The routine hospital-assigned ICD-9-CM database codings for total joint surgery are inaccurate, according to a study of the charts of 99 consecutive total joint surgery patients at Fitzsimons Army Medical Center, Aurora, Colo. The study, presented in scientific paper 398 Saturday, casts doubt on the validity of electronic databases that are frequently used as research tools and for health policy decisions.
Two independent reviewers used the same ICD-9-CM coding as the medical technicians at the time the patients were discharged. The reviewers identified 83 percent and 65 percent of the possible diagnoses, while medical records technicians reported 28 percent of the complete diagnoses. The reviewers identified 78 percent and 79 percent of the procedures performed; the technicians, 36 percent.
William T. Pace, MD, one of the co-authors of the study, observed that ICD-9-CM codings are broadly defined so that multiple procedures, diagnoses, and complications can be coded with the same number.
"Such broad definitions are not helpful for research purposes and require greater discretion and individual judgment by the medical records technicians than is usually acceptable for clinical research," he said. "This weakens the accuracy of any results that are obtained."
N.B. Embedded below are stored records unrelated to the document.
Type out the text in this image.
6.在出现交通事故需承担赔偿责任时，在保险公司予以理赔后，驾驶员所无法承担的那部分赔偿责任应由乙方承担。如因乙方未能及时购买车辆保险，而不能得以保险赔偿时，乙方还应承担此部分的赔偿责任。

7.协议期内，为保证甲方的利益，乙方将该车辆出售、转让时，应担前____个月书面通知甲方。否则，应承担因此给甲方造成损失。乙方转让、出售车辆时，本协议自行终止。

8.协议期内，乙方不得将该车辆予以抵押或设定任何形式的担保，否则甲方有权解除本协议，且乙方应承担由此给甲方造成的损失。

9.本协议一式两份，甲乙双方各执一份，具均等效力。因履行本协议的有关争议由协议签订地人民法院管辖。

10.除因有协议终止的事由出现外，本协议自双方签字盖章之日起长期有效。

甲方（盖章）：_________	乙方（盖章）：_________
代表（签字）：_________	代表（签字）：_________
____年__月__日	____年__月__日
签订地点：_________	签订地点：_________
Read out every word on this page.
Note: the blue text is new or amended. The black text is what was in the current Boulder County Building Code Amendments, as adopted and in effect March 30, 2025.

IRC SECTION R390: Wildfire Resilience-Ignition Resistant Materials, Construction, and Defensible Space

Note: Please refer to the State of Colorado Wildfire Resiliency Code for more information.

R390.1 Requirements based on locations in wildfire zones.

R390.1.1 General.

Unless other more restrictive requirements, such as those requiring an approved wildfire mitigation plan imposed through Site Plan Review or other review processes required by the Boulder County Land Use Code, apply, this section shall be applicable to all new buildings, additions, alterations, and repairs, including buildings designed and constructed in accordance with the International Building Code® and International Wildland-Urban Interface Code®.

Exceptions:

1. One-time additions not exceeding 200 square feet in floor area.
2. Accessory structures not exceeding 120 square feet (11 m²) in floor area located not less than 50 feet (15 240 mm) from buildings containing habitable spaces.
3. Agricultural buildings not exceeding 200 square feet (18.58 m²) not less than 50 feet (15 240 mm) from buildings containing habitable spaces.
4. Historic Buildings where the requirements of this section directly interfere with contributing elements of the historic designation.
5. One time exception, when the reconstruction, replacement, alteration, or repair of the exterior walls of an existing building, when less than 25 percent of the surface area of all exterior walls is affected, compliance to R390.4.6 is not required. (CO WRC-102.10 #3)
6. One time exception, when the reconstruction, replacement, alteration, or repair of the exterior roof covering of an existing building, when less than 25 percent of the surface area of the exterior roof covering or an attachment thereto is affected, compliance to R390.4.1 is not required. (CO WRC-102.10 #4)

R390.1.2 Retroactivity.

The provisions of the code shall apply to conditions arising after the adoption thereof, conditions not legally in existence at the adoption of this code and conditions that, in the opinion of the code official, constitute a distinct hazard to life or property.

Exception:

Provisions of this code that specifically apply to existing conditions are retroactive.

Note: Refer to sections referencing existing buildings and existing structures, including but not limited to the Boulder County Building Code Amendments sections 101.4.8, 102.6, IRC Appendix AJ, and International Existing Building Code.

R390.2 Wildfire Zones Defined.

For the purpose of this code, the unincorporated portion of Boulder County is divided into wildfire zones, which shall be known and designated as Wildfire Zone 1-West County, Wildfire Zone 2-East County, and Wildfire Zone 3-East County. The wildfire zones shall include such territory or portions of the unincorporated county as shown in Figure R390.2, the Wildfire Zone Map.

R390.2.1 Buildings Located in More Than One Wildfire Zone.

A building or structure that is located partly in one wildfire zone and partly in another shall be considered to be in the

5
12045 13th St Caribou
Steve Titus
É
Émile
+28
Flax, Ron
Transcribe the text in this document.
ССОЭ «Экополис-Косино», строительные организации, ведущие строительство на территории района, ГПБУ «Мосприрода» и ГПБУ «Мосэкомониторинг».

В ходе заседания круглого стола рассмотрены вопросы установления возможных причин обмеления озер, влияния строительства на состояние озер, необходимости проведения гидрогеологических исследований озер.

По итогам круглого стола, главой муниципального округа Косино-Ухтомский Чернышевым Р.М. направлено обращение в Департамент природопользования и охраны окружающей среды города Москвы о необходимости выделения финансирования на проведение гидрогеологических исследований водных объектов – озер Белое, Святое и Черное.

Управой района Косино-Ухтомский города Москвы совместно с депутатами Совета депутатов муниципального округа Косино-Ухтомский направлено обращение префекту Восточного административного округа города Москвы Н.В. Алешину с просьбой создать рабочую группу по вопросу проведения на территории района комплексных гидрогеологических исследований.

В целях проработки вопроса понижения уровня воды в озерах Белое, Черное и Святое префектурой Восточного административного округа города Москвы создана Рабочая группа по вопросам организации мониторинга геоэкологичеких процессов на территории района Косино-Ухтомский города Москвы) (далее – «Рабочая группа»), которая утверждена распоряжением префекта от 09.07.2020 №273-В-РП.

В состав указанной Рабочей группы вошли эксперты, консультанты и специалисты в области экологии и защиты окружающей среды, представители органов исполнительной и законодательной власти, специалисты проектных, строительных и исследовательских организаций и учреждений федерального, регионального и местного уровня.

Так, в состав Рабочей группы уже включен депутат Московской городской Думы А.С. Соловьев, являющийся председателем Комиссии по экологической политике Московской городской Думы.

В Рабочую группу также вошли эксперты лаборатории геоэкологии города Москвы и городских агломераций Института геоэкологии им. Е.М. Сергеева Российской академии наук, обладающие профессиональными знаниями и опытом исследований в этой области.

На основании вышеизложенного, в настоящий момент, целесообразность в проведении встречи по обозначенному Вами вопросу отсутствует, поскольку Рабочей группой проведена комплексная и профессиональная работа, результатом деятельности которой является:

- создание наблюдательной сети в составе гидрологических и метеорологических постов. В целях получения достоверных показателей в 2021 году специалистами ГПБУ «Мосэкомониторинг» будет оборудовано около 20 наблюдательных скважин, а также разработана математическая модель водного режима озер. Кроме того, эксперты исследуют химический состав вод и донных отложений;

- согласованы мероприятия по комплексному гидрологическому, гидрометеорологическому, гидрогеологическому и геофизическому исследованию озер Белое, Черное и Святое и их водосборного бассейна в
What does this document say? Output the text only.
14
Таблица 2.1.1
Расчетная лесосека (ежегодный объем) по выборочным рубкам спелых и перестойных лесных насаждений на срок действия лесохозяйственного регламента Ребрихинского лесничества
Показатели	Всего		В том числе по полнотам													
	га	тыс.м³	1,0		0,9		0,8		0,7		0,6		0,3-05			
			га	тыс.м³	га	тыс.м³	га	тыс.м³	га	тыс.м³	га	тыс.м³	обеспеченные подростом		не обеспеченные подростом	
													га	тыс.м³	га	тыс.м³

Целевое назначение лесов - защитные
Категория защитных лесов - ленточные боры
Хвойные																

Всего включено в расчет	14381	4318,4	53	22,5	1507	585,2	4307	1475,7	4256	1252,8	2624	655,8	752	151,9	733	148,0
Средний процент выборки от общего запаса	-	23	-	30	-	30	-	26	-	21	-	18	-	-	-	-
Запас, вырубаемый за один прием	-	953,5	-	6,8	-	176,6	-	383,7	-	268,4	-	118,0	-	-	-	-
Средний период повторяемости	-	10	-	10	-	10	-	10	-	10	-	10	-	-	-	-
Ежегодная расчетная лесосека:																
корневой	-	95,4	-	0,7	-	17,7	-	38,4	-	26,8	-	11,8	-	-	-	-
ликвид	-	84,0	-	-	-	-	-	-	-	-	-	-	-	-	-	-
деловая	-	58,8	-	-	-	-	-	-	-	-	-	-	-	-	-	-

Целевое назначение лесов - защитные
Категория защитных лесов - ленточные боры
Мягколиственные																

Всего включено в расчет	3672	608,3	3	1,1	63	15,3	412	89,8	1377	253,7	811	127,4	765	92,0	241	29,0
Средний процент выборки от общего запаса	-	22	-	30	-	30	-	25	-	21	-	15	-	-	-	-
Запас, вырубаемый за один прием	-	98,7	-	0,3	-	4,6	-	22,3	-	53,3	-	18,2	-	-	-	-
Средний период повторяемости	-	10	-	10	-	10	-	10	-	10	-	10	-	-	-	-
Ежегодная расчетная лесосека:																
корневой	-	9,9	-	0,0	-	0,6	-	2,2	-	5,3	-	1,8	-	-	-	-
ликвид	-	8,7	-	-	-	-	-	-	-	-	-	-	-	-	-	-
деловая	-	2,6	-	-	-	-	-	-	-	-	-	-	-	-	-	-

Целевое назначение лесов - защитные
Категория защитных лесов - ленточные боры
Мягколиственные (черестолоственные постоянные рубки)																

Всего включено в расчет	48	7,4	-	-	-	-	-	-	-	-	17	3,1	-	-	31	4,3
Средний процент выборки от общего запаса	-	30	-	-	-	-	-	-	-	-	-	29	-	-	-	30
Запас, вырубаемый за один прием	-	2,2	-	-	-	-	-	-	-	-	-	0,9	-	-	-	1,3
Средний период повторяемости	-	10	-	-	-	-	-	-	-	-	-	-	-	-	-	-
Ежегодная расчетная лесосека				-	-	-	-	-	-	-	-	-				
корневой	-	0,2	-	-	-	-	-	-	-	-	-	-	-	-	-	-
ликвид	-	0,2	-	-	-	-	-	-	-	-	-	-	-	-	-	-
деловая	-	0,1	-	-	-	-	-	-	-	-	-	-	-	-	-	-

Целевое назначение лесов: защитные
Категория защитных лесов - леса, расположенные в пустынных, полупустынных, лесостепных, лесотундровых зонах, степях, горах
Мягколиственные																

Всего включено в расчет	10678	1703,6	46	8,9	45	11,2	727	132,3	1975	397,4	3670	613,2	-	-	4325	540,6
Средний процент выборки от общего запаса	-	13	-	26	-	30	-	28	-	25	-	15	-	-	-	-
The study said the conclusions drawn from electronic databases "are probably intrinsically flawed because the information contained in the databases are frequently inaccurate and incomplete with respect to diagnoses, procedure performed, and complications. This has important implications for everyone in the health care system including patients, physicians, hospitals, and society as a whole because such information is used to form the current health care policy."
The co-authors of the study-all of Fitzsimons Army Medical Center-are Dr. Pace and Lori E. Harrington, MD, orthopaedic residents; and Howard M. Place, MD, is chief, spine surgery.